By Olatioluwase (Ola) Olatona
For the month of July, each Monday we are featuring an interview with a UBC Department of Orthopaedics member about how equity, diversity, and inclusion (EDI) appears in their life.
In the first spotlight of our four-part introductory EDI Spotlight Series, we speak with Professor Emeritus Dr. Stephen Tredwell.
Watch for upcoming interviews in July with Clinical Fellow Judith Nassaazi, third-year Resident Taylor Crown, and Clinical Professor Shafique Pirani.
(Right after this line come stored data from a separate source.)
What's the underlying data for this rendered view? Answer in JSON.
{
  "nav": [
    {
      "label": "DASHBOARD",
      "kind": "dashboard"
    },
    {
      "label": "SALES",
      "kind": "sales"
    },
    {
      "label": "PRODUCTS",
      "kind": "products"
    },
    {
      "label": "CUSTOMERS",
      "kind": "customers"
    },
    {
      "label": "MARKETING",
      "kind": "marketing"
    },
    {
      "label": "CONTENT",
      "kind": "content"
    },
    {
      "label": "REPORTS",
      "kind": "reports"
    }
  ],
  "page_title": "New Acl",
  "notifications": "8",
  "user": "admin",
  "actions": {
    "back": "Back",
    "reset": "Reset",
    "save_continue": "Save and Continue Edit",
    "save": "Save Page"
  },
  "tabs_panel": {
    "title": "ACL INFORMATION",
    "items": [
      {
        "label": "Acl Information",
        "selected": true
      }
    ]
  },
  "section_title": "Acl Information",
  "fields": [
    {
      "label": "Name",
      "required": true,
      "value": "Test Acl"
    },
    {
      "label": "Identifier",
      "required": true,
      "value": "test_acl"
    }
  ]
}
Why did you choose Orthopaedics?
While completing his medical training, Steve was given an internship opportunity, which led him to receive clinical experience in pediatric orthopaedics in Chicago and fall in love with his future life’s work. Steve started at BC Children’s Hospital in 1973 after stops in Hong Kong, Minneapolis, Boston, and Dupont. Over the years, Steve further deepened his interest in and involvement with children and adolescents with spinal deformity, developmental handicap and those impacted by accidents and other trauma; involvement and interaction that he enjoyed until his retirement in 2006.
What does EDI mean to you?
EDI is something that is emerging, developing, and continually growing. EDI wasn’t a term used during Steve’s practice. Regardless of the fact, the underlying philosophy was integral to his work; he stated that if something didn’t feel right or didn’t seem fair, he tended to avoid such situations—this ideal aligned itself with the emerging philosophy of EDI. Equity vs equality—the difference between the two explains a lot about how we function and act as humans. Diversity is important because it makes this world worthwhile whole and who wants to live in a world that isn’t worthwhile or a complete whole. Finally, inclusion is important because, without it, there is distorted evolution and poor or little growth. All areas within EDI are important together and apart.
What other role do you see yourself playing in improving EDI in orthopaedics?
Going forward, Steve hopes to reflect upon his time within the department. At 80 there is a lot to reflect on— reflection on the things that did work and those that did not. More emphasis on inclusivity moving forward; sharing based on the reflection of a career.
What excites you the most now about what you are currently doing?
Steve has always been excited about forming or being part of/discussing the formation of new human systems. He is currently a part of the UBC Emeritus College (which is the only college of emeriti in Canada). The purpose of this college is to give value to the identity of retired professors, allowing them to engage in various activities both within and outside of the academic world. The college was fully approved in 2018 with Steve being a significant part of the evolution of shaping a role for Emeriti at UBC. Today there are almost 1500 members in the UBC Emeritus College.
When you’re not working, where can we find you?
When he isn’t working, Steve can be found sitting at his desk, walking or in the kitchen. He absolutely adores his four grandchildren and very recently finished renovations on his home.